Una cosa fundamental evidencia también la pandemia: la información de excelencia, clara, precisa, fiable y rigurosa, la proporcionan los medios de comunicación profesionales, un pilar de la comunidad, la voz plural y crítica frente a las arbitrariedades, y no las redes sociales, campo abonado para miles de bulos y manipulaciones o para sesgar con anteojeras el debate. Solo la incidencia de lo que circula por internet explica obsesiones irracionales e infundadas como la del acaparamiento de productos de primera necesidad. En ninguno de los países afectados hubo desabastecimiento y hasta los millones de recluidos salen por turnos a efectuar la compra.

El daño económico suma cifras desorbitantes. El parón desarbola una producción que ya sangraba por otras heridas. En vez de acometer reformas y de solidificar el erario desde la última crisis, la deuda y los momios asfixian los presupuestos. El coste será tremendo, aunque carece de sentido en estos instantes mortificarse. La verdadera prioridad es médica y consiste en que Galicia, España y el mundo salgan rápido de esta y con los menores rasguños. Solo el personal sanitario con su entrega sigue estando a la altura. Qué importancia adquiere preservar la sanidad de los recortes.

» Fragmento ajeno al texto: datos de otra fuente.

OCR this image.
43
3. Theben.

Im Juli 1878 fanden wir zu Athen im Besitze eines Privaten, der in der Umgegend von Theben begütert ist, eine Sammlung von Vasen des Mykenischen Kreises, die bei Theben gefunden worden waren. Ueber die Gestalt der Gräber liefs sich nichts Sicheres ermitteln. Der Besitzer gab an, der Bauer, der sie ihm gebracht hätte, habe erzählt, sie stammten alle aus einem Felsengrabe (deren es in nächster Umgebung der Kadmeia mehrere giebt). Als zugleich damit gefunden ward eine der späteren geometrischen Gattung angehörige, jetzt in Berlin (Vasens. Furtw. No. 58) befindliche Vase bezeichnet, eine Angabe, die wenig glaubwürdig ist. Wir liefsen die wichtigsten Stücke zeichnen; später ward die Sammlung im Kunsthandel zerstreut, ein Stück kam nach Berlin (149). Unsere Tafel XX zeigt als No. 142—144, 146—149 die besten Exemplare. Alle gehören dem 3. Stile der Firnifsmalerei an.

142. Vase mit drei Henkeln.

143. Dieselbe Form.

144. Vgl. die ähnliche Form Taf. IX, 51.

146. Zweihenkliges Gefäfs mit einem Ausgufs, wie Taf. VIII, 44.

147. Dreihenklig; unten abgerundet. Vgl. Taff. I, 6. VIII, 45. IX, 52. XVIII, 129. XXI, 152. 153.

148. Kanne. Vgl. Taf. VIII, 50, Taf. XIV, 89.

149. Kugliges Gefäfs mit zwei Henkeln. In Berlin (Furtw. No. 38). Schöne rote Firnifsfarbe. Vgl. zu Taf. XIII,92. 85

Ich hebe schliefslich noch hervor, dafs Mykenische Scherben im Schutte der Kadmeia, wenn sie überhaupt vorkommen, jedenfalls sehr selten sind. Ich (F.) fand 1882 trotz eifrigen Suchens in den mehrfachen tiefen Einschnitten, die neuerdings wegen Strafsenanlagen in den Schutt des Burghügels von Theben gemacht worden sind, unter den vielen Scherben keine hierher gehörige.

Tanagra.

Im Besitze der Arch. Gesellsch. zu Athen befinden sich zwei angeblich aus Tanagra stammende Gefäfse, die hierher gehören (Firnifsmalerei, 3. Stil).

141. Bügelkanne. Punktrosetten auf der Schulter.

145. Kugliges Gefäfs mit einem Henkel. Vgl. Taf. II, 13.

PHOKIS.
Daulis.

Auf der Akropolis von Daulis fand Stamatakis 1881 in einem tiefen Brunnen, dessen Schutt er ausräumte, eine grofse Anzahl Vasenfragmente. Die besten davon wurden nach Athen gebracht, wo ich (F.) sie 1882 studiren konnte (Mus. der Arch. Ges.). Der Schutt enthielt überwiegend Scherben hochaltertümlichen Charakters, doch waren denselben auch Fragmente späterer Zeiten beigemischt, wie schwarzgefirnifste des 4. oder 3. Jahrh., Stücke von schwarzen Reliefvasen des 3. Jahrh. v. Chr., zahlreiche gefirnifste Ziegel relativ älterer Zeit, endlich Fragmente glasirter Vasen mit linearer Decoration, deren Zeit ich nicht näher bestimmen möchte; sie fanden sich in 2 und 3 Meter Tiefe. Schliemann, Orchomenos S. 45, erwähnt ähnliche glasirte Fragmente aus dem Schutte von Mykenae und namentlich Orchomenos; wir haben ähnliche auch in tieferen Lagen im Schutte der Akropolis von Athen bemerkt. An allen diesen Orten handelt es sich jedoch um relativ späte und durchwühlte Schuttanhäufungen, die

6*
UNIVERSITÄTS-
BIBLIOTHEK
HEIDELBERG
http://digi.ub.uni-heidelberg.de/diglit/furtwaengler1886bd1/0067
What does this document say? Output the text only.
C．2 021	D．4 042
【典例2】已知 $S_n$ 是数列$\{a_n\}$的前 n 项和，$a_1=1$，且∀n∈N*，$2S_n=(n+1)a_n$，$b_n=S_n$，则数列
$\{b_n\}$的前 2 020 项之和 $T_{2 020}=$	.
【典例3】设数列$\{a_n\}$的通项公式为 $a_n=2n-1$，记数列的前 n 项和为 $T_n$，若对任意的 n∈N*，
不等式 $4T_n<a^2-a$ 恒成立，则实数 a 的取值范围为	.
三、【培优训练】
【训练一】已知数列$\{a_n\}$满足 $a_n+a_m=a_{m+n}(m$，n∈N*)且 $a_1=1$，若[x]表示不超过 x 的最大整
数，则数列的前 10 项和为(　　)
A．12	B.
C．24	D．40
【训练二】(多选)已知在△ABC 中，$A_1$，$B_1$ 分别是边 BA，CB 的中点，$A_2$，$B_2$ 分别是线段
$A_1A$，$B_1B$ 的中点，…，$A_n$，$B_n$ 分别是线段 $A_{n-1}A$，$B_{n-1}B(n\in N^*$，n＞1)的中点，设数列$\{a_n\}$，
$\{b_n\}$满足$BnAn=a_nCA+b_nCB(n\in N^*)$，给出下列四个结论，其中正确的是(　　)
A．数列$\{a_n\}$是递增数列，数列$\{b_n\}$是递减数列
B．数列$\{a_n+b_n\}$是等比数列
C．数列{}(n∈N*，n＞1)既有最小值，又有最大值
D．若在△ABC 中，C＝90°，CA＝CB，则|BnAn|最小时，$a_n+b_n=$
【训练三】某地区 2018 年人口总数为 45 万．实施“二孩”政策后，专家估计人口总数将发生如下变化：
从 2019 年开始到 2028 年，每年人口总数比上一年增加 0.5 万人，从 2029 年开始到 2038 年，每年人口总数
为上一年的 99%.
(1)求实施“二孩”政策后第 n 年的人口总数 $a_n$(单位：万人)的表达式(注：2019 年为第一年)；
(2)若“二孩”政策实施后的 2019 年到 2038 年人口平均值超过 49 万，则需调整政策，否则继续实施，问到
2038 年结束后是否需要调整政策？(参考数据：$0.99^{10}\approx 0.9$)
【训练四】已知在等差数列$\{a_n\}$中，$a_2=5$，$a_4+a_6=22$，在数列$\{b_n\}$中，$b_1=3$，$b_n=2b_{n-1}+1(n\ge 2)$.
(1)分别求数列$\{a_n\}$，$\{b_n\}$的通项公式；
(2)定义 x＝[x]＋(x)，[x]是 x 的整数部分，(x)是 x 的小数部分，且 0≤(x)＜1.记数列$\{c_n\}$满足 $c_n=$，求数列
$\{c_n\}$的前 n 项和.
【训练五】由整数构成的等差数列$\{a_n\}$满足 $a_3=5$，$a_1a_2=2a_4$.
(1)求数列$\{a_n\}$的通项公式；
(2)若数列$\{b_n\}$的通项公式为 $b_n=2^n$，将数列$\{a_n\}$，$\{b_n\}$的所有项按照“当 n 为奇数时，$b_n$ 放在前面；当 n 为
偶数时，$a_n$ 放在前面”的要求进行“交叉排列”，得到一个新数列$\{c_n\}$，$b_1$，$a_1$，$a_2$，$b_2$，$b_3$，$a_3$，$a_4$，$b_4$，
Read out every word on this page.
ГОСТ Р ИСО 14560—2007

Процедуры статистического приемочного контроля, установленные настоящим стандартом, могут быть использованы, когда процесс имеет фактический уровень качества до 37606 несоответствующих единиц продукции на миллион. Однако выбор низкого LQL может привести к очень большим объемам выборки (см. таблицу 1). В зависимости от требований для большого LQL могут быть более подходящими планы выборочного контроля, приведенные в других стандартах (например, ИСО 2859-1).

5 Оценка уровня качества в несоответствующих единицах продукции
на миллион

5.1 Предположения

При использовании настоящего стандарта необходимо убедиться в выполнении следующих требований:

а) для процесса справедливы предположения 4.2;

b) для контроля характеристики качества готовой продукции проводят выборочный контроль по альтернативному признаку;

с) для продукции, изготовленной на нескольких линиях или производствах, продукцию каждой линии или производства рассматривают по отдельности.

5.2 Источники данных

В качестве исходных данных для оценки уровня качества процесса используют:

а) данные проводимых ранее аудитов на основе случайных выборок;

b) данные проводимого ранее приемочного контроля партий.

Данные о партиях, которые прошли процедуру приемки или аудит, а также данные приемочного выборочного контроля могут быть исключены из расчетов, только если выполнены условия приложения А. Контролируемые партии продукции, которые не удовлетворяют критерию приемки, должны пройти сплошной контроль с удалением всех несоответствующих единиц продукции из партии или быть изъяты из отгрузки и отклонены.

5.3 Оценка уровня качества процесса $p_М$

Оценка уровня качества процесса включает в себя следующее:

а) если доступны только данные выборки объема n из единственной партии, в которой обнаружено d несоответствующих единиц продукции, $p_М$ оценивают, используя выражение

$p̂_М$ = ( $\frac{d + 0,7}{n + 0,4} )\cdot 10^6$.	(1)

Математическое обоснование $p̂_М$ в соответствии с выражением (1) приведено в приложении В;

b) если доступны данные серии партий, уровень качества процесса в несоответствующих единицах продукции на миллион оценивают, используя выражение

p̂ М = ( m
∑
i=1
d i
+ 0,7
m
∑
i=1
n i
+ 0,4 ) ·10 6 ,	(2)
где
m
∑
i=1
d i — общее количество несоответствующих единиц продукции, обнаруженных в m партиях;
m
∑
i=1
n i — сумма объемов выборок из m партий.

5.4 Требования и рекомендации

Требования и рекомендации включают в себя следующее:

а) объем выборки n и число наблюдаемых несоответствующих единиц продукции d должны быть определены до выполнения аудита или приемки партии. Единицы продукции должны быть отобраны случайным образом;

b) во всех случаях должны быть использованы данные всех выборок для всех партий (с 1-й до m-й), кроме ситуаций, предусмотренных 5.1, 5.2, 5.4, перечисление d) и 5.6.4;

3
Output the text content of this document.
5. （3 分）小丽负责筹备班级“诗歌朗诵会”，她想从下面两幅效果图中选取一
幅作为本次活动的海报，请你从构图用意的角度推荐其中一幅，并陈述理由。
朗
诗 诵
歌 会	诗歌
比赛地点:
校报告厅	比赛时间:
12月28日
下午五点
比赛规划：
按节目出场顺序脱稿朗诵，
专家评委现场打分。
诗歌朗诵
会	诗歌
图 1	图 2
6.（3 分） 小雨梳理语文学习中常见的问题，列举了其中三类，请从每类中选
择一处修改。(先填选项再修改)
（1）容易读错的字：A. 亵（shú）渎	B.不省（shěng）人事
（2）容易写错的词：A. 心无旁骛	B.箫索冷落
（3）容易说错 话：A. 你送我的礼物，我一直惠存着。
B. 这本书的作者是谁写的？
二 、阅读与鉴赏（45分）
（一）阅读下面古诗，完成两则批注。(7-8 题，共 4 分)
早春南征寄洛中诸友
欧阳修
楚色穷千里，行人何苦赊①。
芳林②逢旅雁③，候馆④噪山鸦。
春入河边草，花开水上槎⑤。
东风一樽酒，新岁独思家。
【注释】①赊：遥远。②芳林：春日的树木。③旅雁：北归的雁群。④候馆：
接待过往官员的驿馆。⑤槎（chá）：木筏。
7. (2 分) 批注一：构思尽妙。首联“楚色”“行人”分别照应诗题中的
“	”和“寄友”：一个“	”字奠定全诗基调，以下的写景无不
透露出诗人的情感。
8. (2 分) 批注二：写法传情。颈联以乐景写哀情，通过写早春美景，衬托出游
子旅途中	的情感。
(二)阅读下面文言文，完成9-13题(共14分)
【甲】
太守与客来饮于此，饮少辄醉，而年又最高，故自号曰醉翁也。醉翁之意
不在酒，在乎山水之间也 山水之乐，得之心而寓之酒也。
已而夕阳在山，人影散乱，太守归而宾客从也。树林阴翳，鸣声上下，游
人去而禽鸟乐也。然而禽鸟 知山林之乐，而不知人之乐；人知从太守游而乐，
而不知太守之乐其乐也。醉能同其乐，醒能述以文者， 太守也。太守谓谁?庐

Hoy lo realmente importante es defender lo mejor posible, con todos los recursos al alcance, elevándolos hasta donde sea posible e incluso más allá, la salud de los ciudadanos. No hay otra prioridad. Por eso, parece lógico dejar de pensar en cualquier otro objetivo, como la celebración de las elecciones autonómicas del próximo 5 de abril. Cuando las autoridades sanitarias están urgiendo a los gallegos, y españoles, a tomar medidas extremas, a aislarse en sus casas, a padecer onerosos sacrificios, para defender sus vidas..., ¿tendría realmente sentido mantener la convocatoria electoral?, ¿estaría realmente garantizada la participación de todos los ciudadanos en las urnas?

Puestos a encontrar un resquicio, miremos la hecatombe como una oportunidad para fortalecernos y para promocionar valores como la solidaridad, el compromiso, el respeto y el civismo. En la situación más extrema posible de esta fase, y efectos económicos aparte, el drama va a reducirse a una reclusión en los hogares. No es tan incómodo ni desagradable. Bendita normalidad. Vamos a conseguirlo.